DETAILED ACTION
Notice of Pre-AIA  or AIA  Status
The present application, filed on or after March 16, 2013, is being examined under the first inventor to file provisions of the AIA .
Response to Amendment
This Office Action is responsive to communications filed on 08/31/2021. Claims 1-20 remain pending in the instant application. Claims 1 and 11 are still independent. A complete response to applicants remarks follows here below. 
Response to Arguments
Applicant's arguments filed 08/31/2021 have been fully considered but they are not persuasive:
At page 3, applicant argues: However, Zass merely discloses in paragraph [108] that “obtaining spatial information associated with the audio data”, which comprises “location information related to the location of one or more sound sources associated with sounds present in the audio data”. Even though Zass mentions in paragraph [108] that “Some examples of location information may include information associated with one or more of: direction”, Zass fails to teach or disclose such “direction of the sound sources” can be used as a basis to capture “an image in the direction”. Therefore, Applicant respectfully submits Zass fails to teach or disclose the claimed features.

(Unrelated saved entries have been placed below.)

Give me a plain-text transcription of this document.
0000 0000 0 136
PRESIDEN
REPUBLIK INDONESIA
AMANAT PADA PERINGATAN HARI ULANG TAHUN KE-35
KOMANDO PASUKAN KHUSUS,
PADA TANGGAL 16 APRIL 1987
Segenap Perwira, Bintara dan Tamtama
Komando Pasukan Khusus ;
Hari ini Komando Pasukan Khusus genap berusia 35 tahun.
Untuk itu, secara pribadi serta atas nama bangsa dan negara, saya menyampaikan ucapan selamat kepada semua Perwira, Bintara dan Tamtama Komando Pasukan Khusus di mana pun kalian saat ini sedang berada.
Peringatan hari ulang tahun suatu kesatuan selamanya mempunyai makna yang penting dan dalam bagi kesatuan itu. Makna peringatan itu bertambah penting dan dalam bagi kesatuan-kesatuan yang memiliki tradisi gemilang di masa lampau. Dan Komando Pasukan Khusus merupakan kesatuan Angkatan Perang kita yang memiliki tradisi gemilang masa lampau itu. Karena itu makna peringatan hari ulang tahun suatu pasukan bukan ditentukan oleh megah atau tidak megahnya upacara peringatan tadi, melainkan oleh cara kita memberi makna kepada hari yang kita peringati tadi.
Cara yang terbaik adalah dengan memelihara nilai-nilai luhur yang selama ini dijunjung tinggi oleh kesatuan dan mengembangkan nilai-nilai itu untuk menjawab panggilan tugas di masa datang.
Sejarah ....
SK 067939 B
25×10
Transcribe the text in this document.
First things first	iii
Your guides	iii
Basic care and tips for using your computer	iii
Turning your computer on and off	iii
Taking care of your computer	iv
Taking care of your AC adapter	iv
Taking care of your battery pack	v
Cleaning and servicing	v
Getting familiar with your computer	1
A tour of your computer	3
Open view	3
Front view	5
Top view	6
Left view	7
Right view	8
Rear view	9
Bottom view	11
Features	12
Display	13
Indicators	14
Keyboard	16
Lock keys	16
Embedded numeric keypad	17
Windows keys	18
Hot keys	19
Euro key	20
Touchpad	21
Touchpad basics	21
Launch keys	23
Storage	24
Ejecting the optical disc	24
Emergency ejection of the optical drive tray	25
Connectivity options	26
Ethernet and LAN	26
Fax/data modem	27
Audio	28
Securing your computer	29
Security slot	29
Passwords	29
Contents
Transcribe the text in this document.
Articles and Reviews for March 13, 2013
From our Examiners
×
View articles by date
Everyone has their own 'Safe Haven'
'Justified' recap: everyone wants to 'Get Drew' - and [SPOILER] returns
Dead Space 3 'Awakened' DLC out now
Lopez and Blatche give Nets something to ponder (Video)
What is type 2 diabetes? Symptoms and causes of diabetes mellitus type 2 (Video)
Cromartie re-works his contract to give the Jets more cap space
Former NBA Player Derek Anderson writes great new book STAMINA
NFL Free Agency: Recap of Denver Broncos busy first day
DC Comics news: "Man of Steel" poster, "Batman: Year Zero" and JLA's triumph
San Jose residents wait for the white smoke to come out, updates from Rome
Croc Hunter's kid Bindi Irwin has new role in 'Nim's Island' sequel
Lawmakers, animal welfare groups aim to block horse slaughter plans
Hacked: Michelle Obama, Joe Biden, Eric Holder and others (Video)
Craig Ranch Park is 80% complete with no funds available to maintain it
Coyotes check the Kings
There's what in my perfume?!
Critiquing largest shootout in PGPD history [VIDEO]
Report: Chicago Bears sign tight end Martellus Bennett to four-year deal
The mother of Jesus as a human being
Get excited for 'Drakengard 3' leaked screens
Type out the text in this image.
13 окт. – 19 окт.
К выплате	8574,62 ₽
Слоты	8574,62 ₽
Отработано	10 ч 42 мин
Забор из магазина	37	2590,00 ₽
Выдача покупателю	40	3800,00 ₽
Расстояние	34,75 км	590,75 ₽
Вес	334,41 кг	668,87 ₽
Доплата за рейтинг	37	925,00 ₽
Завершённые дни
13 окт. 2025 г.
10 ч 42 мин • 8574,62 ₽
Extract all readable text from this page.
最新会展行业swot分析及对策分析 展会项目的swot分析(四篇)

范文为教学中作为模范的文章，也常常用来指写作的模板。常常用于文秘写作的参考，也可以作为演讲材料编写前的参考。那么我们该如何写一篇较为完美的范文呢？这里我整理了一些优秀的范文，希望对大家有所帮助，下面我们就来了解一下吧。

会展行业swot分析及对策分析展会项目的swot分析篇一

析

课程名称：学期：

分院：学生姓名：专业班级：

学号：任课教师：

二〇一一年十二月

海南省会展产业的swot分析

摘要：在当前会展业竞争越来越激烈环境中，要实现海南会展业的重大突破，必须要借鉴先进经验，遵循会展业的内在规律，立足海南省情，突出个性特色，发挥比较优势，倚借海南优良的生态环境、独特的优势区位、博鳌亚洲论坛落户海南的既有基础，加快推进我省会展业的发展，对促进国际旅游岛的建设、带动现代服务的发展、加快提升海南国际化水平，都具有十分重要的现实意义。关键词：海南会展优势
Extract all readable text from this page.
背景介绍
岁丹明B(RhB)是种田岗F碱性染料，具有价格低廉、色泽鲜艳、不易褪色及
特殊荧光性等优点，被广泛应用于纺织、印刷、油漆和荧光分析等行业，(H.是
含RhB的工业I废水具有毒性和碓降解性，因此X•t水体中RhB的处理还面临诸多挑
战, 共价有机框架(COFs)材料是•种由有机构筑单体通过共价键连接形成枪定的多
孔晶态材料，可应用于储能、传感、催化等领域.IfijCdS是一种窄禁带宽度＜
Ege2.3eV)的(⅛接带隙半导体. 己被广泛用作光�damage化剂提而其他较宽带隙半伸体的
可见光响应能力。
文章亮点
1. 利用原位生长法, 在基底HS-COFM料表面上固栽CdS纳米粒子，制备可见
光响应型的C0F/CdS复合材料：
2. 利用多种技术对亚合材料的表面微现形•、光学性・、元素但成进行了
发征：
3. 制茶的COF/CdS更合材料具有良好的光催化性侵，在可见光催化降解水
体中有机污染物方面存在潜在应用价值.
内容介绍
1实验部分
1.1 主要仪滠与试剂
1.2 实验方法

The Examiner respectfully disagrees. The “location information” includes the direction of audio/sound. Zass as mentioned above already discloses “Some examples of location information may include information associated with one or more of: direction;” More specifically, Zass discloses “obtaining spatial information (652) may comprise obtaining spatial information associated with the audio data.” One of ordinary skill in the art can easily ascertain that “information associated with the audio data” would include direction of the one or more sound sources associated with sounds present in the audio data…” Therefore, the Examiner maintains that the rejection of Zass is proper and will be maintained. 
At page 3, applicant argues: “… regarding the features about “update of cluster identification” in claim 1, the Examiner cited paragraphs [119], [076] and [155-156] of Zass. However, as recited in paragraph [119] of Zass, “One or more portions of the audio data may be identified as associated a group of a plurality of speakers, for example where the group of a plurality of speakers does not include the wearer”. Applicant respectfully submits it is known from the above that what Zass identifies is “audio data” instead of “images” and therefore the cited paragraph of Zass fails to teach or disclose the features about “image identification” as recited in claim 1.
The Examiner respectfully disagrees.  As noted, Zass discloses at para [076]; “For example, visual data captured using image sensors 371 may be analyzed to identify one or more of: low level visual features; objects; faces; persons; events; visual triggers; and so forth. In another example, visual data captured using image sensors 371 may be applied to an inference model.” Zass does in fact teach obtaining information about visual data including faces and persons.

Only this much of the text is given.